Share certificates must be issued to the subscribers within 60 days of incorporation. Additionally, pay the applicable stamp duty within 30 days from the date of issuance. For states allowing e-stamping, this can be done online.

Disclosure of Interest by Director

File Form MBP-1 to disclose any directorships or interests in other companies or entities that the first Directors hold.

Books of Accounts

Maintain detailed financial records in line with Indian Accounting Standards at your registered office.

Registers

Keep updated registers for Shareholders, Debenture Holders, and other Security Holders. For dematerialized shares, use the depository’s register.

02.

Employee-Related Compliances

As you start building your team, several important regulations must be followed to ensure fair and legal employment practices.

Labour Laws

To ensure compliance with statutory labour laws, you need to adhere to regulations on wages, working hours, provident funds, and more. The Startup India scheme allows for self-certification under six key labour laws, offering a streamlined process for new companies:

  • Employees State Insurance Act, 1948
  • Employee Provident Fund and Miscellaneous Provisions Act, 1952
  • The Payment of Gratuity Act, 1972
  • The Building and Other Construction Workers’ (Regulation of Employment and Conditions of Service Act, 1996)
  • The Contract Labour (Regulation and Abolition) Act, 1970
  • The Inter-State Migrant Workmen (Regulation of Employment and Conditions of Service) Act, 1979

Employment Contracts/Agreements

While inspections are waived for the first year under this scheme, subsequent compliance returns must be filed as required. 

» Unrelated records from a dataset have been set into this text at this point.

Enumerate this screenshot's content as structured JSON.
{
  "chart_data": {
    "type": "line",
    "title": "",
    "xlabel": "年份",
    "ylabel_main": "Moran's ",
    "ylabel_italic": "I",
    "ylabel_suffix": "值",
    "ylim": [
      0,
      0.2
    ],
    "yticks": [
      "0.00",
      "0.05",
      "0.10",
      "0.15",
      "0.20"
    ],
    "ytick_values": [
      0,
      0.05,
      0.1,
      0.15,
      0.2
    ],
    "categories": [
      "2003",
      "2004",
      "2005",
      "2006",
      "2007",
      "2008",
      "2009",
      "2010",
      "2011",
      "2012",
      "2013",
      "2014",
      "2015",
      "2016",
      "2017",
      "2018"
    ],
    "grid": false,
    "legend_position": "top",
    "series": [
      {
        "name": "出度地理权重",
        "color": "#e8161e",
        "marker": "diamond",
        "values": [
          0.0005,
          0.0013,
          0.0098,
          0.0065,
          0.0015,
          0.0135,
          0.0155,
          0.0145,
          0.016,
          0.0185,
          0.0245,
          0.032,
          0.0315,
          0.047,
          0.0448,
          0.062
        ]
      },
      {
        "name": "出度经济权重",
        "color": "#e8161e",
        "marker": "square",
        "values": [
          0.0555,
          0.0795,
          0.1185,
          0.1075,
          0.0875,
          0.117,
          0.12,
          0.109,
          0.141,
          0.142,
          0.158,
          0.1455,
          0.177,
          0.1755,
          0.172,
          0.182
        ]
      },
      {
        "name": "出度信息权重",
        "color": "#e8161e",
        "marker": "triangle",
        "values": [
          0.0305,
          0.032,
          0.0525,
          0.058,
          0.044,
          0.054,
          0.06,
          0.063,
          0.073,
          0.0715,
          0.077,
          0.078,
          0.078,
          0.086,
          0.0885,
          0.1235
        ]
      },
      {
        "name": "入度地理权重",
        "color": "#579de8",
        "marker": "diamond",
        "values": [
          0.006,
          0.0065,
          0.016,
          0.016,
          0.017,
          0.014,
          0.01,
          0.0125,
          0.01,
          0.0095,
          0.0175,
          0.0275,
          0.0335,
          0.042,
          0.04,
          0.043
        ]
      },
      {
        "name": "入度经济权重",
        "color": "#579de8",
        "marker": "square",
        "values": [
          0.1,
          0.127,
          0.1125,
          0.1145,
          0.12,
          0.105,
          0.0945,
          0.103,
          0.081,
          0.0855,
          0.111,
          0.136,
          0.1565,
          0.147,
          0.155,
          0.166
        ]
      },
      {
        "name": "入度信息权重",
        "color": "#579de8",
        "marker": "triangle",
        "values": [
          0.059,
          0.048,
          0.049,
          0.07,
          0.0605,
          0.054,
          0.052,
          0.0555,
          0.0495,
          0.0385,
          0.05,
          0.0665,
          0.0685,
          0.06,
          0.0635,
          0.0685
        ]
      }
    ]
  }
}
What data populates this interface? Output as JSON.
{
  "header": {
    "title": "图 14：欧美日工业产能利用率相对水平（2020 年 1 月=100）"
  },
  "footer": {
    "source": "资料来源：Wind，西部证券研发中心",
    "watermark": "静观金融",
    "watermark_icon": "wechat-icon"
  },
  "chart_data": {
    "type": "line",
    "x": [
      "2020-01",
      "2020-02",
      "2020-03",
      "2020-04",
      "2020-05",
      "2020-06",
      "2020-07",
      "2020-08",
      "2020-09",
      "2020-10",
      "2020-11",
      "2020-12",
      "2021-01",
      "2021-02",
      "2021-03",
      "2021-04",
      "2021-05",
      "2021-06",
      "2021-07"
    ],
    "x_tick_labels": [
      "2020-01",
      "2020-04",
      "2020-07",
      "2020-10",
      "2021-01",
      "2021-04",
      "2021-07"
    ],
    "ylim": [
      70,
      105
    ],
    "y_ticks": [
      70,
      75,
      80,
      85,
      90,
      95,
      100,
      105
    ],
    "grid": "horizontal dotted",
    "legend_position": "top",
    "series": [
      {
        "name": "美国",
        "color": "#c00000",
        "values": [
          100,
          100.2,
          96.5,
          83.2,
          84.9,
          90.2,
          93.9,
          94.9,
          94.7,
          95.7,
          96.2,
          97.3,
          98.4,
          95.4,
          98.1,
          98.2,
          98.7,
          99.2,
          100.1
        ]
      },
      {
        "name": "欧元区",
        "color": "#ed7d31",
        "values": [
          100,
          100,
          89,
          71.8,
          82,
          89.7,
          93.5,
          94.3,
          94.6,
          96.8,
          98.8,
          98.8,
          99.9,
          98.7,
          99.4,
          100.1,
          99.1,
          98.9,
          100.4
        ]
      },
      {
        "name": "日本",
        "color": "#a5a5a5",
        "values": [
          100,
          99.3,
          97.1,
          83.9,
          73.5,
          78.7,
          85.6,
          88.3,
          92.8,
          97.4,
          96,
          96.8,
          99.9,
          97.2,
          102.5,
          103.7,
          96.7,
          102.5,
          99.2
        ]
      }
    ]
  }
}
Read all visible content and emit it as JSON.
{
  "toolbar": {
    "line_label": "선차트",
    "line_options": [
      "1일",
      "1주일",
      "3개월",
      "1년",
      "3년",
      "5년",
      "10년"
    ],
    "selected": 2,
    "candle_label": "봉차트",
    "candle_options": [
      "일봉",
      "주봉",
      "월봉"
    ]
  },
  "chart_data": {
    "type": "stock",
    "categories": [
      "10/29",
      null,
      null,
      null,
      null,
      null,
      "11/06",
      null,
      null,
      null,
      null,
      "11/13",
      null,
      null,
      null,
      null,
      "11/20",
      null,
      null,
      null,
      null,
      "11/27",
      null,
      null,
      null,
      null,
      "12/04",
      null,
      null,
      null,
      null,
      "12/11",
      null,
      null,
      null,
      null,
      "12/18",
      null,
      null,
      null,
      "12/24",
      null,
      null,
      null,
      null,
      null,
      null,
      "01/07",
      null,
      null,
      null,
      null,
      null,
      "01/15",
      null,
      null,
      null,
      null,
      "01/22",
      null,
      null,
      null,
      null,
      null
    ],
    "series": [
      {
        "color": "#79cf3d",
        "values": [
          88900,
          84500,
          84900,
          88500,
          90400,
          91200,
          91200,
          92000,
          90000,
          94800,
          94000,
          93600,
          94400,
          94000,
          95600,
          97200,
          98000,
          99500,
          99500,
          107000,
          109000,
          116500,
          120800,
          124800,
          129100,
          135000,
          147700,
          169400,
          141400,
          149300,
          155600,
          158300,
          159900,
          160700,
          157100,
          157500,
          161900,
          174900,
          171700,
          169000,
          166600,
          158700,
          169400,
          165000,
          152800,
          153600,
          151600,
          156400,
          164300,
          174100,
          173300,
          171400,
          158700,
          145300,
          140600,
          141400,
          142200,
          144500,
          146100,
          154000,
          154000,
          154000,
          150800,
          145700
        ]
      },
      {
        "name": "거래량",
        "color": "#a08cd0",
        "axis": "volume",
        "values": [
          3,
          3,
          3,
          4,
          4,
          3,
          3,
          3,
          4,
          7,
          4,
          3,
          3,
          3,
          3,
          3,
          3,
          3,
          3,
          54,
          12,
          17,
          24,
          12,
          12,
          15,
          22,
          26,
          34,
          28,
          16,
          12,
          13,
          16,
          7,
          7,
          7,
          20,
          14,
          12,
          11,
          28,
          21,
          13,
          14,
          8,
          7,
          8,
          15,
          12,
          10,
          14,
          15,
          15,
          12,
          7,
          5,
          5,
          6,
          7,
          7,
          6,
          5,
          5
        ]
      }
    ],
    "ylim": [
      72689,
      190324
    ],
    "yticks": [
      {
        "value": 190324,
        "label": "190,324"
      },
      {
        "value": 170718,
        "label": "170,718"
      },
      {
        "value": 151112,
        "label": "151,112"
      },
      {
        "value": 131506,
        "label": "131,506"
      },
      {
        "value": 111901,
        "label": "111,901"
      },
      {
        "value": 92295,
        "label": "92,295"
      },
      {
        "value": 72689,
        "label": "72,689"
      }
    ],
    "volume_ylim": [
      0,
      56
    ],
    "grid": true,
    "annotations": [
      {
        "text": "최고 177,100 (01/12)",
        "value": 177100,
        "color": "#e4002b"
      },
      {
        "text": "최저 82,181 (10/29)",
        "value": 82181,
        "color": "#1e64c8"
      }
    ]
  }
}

Drafting clear contracts is essential for managing relationships with employees, vendors, and other stakeholders. Key agreements include:

  • Offer Letter: Details the terms of employment and is executed on stamp paper, with state-specific stamp duty.

  • Intellectual Property (IP) Agreement: Ensures ownership of IP created by employees during their tenure.

  • Non-Disclosure Agreement (NDA): Protects confidential information, available in Mutual or One-Sided forms, with a standard stamp duty of Rs. 100 in most states.

Employee Stock Option Plan Employee Stock Option Plan

Establish an ESOP to motivate and retain employees. Ensure your Articles of Association allow for ESOPs, get shareholder approval, and possibly form a compensation committee to design the plan. Typical ESOP pools range from 5% to 15% of the company’s equity.

03.

Other Compliances

As your business grows, additional legal requirements may come into play.

Import Export Code (IEC)

Apply for an IEC to engage in international trade. You can submit your application online at DGFT or offline using Form ANF-2A. Required documents include:

  • Bank account details and banker’s certificate
  • Applicant’s photograph
  • Company’s incorporation documents, PAN copy, and board resolution extract
  • Form 18 for changes to registered office, if applicable

Environmental Laws

Ensure compliance with environmental regulations to manage emissions, waste, and resource use. Startups can use a self-certified declaration under three environmental laws for simpler compliance.

Intellectual Property

Protect your business ideas and innovations through trademarks, patents, and copyrights. For registered startups, the application process for IP protections is simplified, with the government covering certain registration costs.

Navigating the post-incorporation phase may seem complex, but addressing these requirements early sets a strong foundation for your company’s future success. By staying on top of these legal obligations, you can focus on growing your business and achieving your long-term goals.